Kach said;
“I'm a stat guy (or flat panel guy) and know it.”
It might not seem like it but actually, while doing “the job” a different way, a proper horn and an electrostatic speaker can have some similar features.
By that I mean the result can be more similar than to a direct radiator system.
For example, if you put in a sine wave at any frequency and measure the result with a microphone and then compare the phases, one is confused. If one removes the phase shift which is present due to the time it took for the sound to get to the microphone, one is left with the acoustic phase of the transducer. That with the amplitude curve describe the speakers response in amplitude AND where in time with respect to the input, the signal emerges.
With an electrostatic speaker, the thing producing the ‘force” which moves the diaphragm is the voltage thus the attractive force is always “in phase” with the input voltage.
In that case, put a square wave in and a square wave comes out, or anything else you put in.
The fly swimming in the beer is the speaker requires a high voltage signal which is supplied by something like a tube output transformer connected backwards.
That is fine, the issue though is that the stators have a capacitance between them and what you are doing with the signal is changing that voltage which being a capacitor resists until you have put current into it.

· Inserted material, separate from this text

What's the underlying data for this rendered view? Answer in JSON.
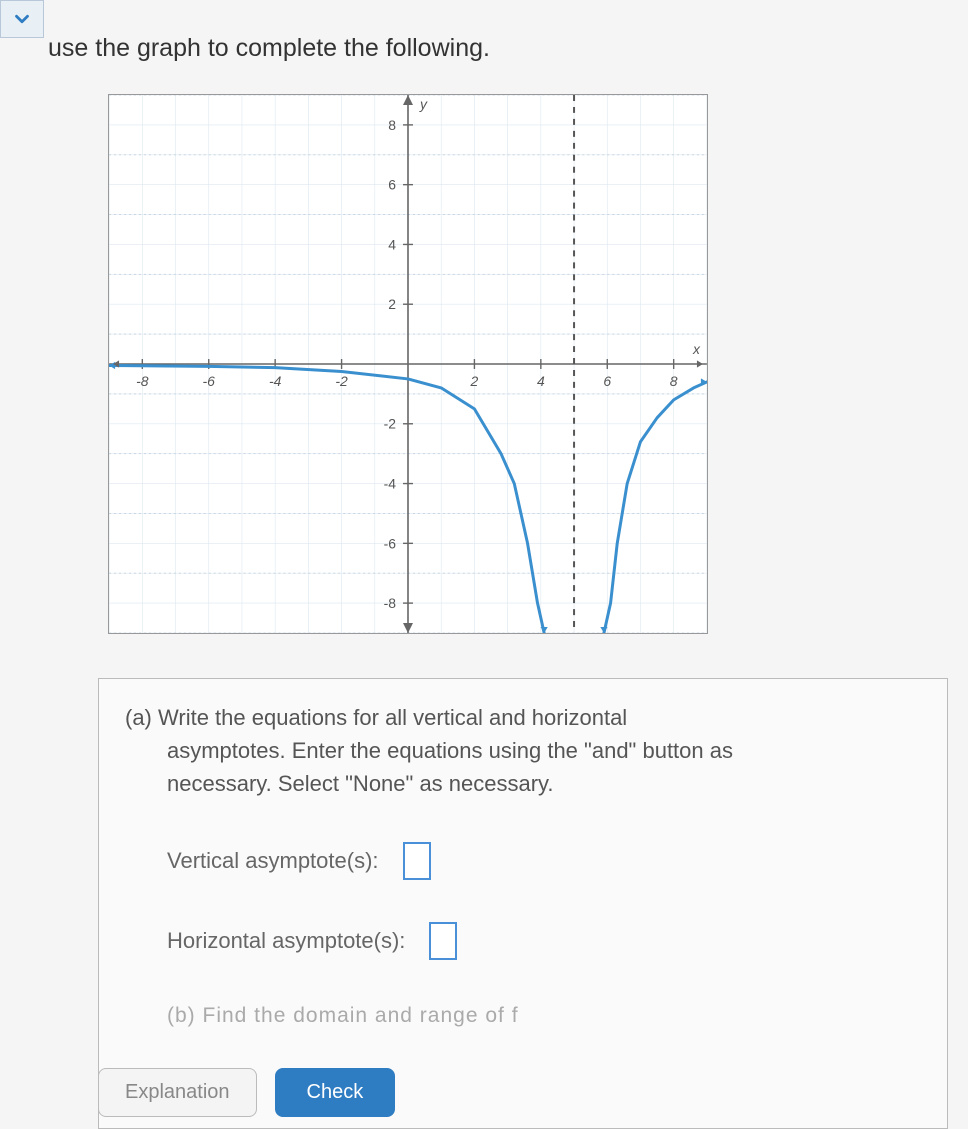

Reflected back through the transformer, the electrostatic can look pretty different than a ‘normal” speaker to the amplifier, in that is has significant capacitive reactance. While Tube amplifiers (being a very wide band device individually) had entirely different limitations. Solid state amplifiers, especially early on, had safe operating area “protection’ which could easily intrude into operation driving some electrostats at even a modest level. Tube amps like the Mcintosh m-60’s and 240’s I used to have would laugh at my electrostats even my big homemade ones.
Part B of the large element in general is they have a radiation null 90 degrees off axis and this means much less reflected sound from the walls and that allows the recording’s stereo image to be heard most clearly farther from the speakers (the near field zone, dominated by direct sound).
A direct radiator when it is “small” compared to wavelength is a constant acceleration device where the excursion increases by four when the frequency is halved. This is needed because the woofer is a fixed physical size BUT the sound it is producing has different wavelengths. As the frequency falls, the radiator is getting smaller acoustically and so less and less efficient as a radiator. The up shot is the excursion has to increase by four for each octave you go down to have flat response which the radiator is small compared to the wavelength.
It is a woofers mass that is being accelerated back and forth but in an electrodynamic motor (a DC motor like a voice coil) it is current that produces force. When the motor converts the electrical to mechanical domain, it reflects the mass back as a capacitance. As the signal here (sound) is the voltage across the capacitor, one finds the acoustic phase of this source generally lags over the mid part of it’s range and only reaches “zero” somewhere around Rmin in the impedance curve.
The result here is the drivers acoustic phase is not the same as the voltage and depending on frequency it may lag or even lead the voltage signal phase.
Thus, this device generally cannot reproduce a complex signal like a square wave because the different frequencies emerge at the speakers acoustic phase shift which re-arranges the signal ie; no preservation of complex signal waveshape.
The problem with all loudspeakers is the problems they have increase faster than the rate of the input signal.
By that I mean in addition to the real signal, it also produces distortion at X multiples and some noise and if you increase the signal 20dB (100X), the loudness may not increase 20dB 100X.
At some point, the problems are loud enough for the subjective judgment that sounds bad”.
I probably would still have electrostats except this is where they didn’t do it for me.
Horns use an electrodynamic driver but in a different way, they attempt to grab a hold of a large slab of the air and connect it to the tiny radiator.
A horn can be as high as 50% efficiency (for an omni directional speaker a sensitivity of 109dB for 1 Watt) or even more but only over a bandwidth.
A horn can also preserve the signal wave shape keeping in mind the bandwidth limitations.
Horns can also have high directivity and they can be made so that the radiation angle is nearly constant over a wide band so they are the only solution in large spaces and bad rooms where the room issues are much worse.
The hard part is they do not cover the “whole range”, they require equalization which while it exactly compliments what the driver needs, it only does so if you know what that is and can design it. Bottom line, they are much more difficult to design and align.
While the first part can be accomplished with DSP, the physical spacing between sources is not fixable electronically so horn systems made of discrete horns produces polar patterns which are not potential customer friendly and so are not discussed.
The original uses for horns took advantage of the high sensitivity, these types of horns from the old days are mostly what is used in the high efficiency hifi area.
The most recent horns like what I do at work use the most modern drivers and approaches I can think of etc, focusing on high quality sound at high acoustic power, with constant directivity used in large spaces.
Here when used in a living room instead, a speaker like the sh-50 radiates a portion of a sphere just like an ESL-63, it radiates in time like a single source, like an ESL-63 and can reproduce a square wave too but goes lower in frequency, is about 15dB more efficient and can go also can go about 30dB louder if asked.
See if you can guess what electrostatic speaker has a special spot in my heart and shaped my efforts haha.